La crise humanitaire et alimentaire qui secoue actuellement Haïti est la pire depuis 2010, année du terrible séisme du 12 janvier, estime Jean-Martin Bauer, directeur du Programme alimentaire mondial (PAM), organisme de l’ONU chargé de l’aide alimentaire, qui était de passage à La Presse lundi.

Ce qu’il faut savoir

  • Une crise alimentaire touche environ 45 % de la population en Haïti.
  • Cette crise est entre autres causée par des luttes entre groupes armés dont les fermiers sont parfois victimes.
  • L’ONU propose un plan de réponse de 719 millions, mais moins de 30 % de cette somme a été amassée.

De nombreux facteurs expliquent cette nouvelle crise, en raison de laquelle près de 45 % des Haïtiens (autour de 5 millions de personnes) ont faim. Et la multiplication de violences entre gangs armés dans le pays ajoute beaucoup de pression au mal ambiant. Notamment parce que des membres de ces gangs s’attaquent aux producteurs et autres éléments de la chaîne alimentaire locale, indique M. Bauer.

Plus tôt cette année, les Nations unies ont réclamé un plan de réponse de 719 millions à la communauté internationale afin de combler les besoins. C’est deux fois plus qu’en 2022, alors que le plan de réponse demandait 350 millions. Or, moins de 30 % des 719 millions demandés ont été amassés en date d’aujourd’hui.

C’est pour cette raison que Jean-Martin Bauer est venu en mission à Québec et à Montréal cette semaine dans l’espoir d’éveiller les consciences. Plus tôt cette année, il avait aussi visité l’Europe et Washington afin de réclamer plus d’aide.

PHOTO THERESA PIORR, FOURNIE PAR LE PROGRAMME ALIMENTAIRE MONDIAL

Le directeur du Programme alimentaire mondial en Haïti, Jean-Martin Bauer

Tous ceux qui peuvent aider doivent en faire plus, dit l’homme à la voix posée. Les gouvernements, les agences de l’ONU, les organisations non gouvernementales, la société civile, la diaspora. Tous doivent réfléchir pour être à la hauteur du défi. On a eu l’aide du Canada, mais il faut que ça continue.

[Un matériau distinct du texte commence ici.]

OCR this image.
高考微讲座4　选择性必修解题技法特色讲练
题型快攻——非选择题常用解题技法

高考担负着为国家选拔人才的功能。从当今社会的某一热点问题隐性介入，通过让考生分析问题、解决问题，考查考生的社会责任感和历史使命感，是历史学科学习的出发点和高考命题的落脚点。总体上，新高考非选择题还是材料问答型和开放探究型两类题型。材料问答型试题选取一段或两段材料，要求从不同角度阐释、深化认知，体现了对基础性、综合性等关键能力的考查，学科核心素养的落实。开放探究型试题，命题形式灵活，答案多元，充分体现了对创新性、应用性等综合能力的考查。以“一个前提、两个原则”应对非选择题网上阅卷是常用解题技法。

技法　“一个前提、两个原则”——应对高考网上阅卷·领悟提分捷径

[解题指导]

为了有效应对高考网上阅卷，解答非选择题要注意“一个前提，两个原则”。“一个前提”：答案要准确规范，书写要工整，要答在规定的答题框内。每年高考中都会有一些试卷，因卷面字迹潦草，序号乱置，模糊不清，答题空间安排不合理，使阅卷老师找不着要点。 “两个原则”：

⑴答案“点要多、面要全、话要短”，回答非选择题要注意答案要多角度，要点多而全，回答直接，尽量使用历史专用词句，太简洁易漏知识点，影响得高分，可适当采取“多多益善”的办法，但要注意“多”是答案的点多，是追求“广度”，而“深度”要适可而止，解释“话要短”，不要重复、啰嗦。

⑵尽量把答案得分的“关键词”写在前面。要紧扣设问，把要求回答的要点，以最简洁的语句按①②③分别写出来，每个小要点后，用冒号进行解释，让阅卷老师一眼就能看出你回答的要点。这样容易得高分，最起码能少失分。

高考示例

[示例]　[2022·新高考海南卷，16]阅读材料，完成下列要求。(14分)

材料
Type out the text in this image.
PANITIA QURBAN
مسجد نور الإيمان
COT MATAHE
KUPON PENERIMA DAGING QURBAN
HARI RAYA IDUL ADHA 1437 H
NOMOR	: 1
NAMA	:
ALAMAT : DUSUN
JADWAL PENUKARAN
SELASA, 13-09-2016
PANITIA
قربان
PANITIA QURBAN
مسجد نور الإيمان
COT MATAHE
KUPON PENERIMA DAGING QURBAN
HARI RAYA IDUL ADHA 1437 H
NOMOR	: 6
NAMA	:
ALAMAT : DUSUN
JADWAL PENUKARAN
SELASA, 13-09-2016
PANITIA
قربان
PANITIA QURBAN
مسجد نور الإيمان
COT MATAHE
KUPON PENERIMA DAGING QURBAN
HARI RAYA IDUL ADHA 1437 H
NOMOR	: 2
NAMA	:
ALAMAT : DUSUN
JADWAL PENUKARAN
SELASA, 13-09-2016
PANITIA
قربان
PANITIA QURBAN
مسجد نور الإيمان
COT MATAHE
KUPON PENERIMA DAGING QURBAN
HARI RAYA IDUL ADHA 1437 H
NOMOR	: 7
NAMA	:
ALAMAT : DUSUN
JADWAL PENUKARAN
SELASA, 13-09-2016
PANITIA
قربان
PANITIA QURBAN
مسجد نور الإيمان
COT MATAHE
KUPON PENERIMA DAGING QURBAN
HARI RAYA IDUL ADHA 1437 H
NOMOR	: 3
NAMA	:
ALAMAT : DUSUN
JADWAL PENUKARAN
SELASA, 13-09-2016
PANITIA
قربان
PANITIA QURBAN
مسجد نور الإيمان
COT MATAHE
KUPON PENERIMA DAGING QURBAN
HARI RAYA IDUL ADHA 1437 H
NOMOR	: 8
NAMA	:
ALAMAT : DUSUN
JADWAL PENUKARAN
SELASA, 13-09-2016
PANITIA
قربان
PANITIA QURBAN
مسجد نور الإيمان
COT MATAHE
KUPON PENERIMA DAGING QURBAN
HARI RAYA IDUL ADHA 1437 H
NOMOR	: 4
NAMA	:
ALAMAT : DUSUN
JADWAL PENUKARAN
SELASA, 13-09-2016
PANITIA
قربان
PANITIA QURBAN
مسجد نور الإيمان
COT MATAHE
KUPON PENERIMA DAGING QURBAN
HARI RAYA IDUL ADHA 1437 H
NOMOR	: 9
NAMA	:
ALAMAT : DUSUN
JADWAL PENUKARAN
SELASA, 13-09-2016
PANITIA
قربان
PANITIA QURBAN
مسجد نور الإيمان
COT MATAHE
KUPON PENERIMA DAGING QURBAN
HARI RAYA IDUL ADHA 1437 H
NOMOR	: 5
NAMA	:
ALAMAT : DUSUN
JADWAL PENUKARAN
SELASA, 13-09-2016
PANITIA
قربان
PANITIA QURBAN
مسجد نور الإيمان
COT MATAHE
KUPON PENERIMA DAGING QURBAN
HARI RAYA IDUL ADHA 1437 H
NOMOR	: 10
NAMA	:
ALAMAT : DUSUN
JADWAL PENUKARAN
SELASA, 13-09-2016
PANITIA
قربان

Jean-Martin Bauer, directeur du Programme alimentaire mondial en Haïti

En plus de faire une tournée des médias, M. Bauer doit rencontrer plusieurs interlocuteurs d’ici la fin de la semaine, dont la ministre des Relations internationales et de la Francophonie, Martine Biron, mercredi. Le cabinet de Mme Biron nous a confirmé que cette rencontre aura lieu.

Homicides et kidnappings en hausse

La visite de M. Bauer à La Presse a par ailleurs coïncidé avec la publication d’un reportage de l’Agence France-Presse voulant que le nombre de crimes graves atteigne des records en Haïti cette année.

En seulement trois mois, du 1er juillet au 30 septembre, la police nationale a enregistré 1239 homicides dans le pays, soit deux fois plus qu’à la même période en 2022, où l’on en avait enregistré 577.

Toujours de juillet à septembre 2023, on fait le constat de 701 enlèvements, dont 221 femmes, 8 filles et 18 garçons, un bond de 244 % sur 2022.

Lisez l’article « Haïti : danger et crimes à des niveaux record, prévient l’ONU »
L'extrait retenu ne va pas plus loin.